History of present illness
A 47-year-old woman complained of dry cough and dyspnea on exertion for > 10 years. Due to these symptoms, the general practitioner sent her to a primary respiratory physician. A chest radiograph was performed and showed an uncommon interstitial pattern with diffuse micronodular opacities. Consequently, the patient was referred to the center for interstitial and rare lung diseases and was hospitalized for further diagnostic procedures and treatment options.
Past medical history
The patient had no smoking history, known allergies, malignancies, or autoimmune diseases. She had hypertension, chronic renal failure, hypothyroidism, and anemia. There was no significant occupational exposure as a housewife, but she admitted contact with birds in her house. She was living in a small village in Syri, and had five children. Consanguinity was reported in the family history. Fourteen years before the admission, unspecified parenchymal lung disease had been diagnosed. She took daily medications for hypertension and hypothyroidism, as well as vitamin D supplements.
Physical examination and early clinical findings
At the admission, the patient was alert, cooperative, and afebrile (body temperature 36.8°C [98.24°F]). Oxygen saturation was 95% at room air on pulse oximetry. Her heart rate was 75 beats/min, and respiratory rate was 16 breaths/minute.
On the physical examination, skin color was pale but there was no sign of cyanosis or peripheral oedema. The chest sound was vesicular in the apical zones and diminished in the basal zones. At percussion, apical zones were resonant and lower zones were dull.

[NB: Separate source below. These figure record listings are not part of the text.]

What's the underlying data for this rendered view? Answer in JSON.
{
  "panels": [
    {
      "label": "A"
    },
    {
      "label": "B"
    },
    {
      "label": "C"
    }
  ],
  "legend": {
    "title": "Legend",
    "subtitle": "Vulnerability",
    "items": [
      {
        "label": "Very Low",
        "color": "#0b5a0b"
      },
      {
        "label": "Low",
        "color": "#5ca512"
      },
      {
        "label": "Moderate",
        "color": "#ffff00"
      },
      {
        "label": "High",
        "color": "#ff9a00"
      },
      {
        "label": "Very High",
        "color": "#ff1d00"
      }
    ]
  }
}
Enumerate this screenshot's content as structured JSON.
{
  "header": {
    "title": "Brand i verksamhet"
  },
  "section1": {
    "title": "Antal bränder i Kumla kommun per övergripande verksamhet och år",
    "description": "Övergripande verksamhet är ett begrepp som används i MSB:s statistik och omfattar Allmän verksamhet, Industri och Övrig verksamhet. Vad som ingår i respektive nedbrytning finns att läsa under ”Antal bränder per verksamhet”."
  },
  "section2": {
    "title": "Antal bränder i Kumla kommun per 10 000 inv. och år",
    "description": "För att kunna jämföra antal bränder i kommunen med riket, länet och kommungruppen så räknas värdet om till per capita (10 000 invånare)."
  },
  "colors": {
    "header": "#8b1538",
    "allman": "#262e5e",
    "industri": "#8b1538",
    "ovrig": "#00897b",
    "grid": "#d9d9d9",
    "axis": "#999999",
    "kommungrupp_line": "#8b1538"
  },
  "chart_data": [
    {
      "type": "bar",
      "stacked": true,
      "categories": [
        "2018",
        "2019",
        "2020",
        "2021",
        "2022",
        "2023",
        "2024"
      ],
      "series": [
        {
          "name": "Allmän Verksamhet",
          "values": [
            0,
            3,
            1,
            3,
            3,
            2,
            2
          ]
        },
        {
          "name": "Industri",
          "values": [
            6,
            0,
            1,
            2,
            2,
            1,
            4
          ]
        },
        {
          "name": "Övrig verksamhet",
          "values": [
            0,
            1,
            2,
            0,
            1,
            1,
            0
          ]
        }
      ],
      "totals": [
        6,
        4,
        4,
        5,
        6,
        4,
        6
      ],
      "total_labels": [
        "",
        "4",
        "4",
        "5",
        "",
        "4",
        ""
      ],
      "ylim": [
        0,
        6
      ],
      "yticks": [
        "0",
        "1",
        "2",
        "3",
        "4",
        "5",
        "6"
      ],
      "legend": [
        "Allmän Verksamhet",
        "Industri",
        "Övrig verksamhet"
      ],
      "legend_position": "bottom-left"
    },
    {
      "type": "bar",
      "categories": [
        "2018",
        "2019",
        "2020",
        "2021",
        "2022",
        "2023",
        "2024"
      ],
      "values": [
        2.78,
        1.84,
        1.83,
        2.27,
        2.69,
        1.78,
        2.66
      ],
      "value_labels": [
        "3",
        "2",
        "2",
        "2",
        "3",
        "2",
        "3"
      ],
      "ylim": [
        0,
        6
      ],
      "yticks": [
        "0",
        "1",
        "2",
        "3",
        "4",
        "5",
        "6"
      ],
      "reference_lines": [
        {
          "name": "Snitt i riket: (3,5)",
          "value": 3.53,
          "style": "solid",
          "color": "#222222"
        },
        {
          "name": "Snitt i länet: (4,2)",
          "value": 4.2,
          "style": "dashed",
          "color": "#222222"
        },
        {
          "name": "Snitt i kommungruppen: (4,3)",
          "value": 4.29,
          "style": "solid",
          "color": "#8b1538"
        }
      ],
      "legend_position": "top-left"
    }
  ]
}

The chest radiograph findings were confirmed: there were multiple small sandlike calcific micronodular opacities (microliths, calcipherites, or calcospherites) predominantly in the basal lobes, configuring the “sandstorm lung.” A black pleural sign, which describes the vertical strip of peripheral hyperlucency between the ribs and the adjacent diffusely dense calcified lung parenchyma, was also detected. The mediastinal heart contour and diaphragm were blurred due to intensive microliths ( Fig. 15.1 A, B).
Clinical course
Blood tests showed mild renal failure (serum creatinine 1.79 mg/dL, urea 95 mg/dL) and mild microcytic anemia (hemoglobin 10.8 g/dL, mean corpuscular volume 77 fL, normal range 80–95 fL). There was no leukocytosis (white blood cell count 7210/mm 3 ) or increase of systemic inflammation markers (C-reactive protein < 5 mg/L). The platelet count was 125.000 cells/μL, international normalized ratio was 1.09. Brain-type natriuretic peptide was within the normal range (186 pg/mL). Both tuberculin skin test and QuantiFERON-TB test turned out negative.
Pulmonary function test showed mild pulmonary restriction with forced vital capacity at 73% of predicted and severe impairment of diffusing capacity of the lungs for carbon monoxide (DLCO, 27% of predicted) ( Table 15.1 ). Arterial blood gas analysis showed hypoxemia and hypocapnia with PaO 2 76 mmHg, PaCO 2 36 mmHg, and increased alveolar-arterial oxygen gradient, 31 mmHg.
FVC (% predicted) | FEV 1 (% predicted) | DLCO (% predicted) | Room air PaO 2 (mmHg) | |
---|---|---|---|---|
At admission | 66 | 71 | 27 | 76 |
At 1 year | 71 | 67 | 24 | 65 |
At 2 years | 73 | 67 | 26 | 61 |
At 3 years | 66 | 69 | 24 | 59 |
At 4 years | 65 | 70 | 22 | 55 |
Doctors decided to perform a high-resolution computed tomography (HRCT) of the chest to better define the diffuse abnormalities detected on chest radiograph.
Chest HRCT confirmed sandstorm-like diffuse calcifications with subpleural and peribronchial distribution, particularly affecting the lower lobes and the paracardiac region. There were also ground-grass opacities with thickening of interlobular septa in both lungs and a linear radiolucency at the pleural boundaries around the heart and diaphragm ( Fig. 15.2 , A, B).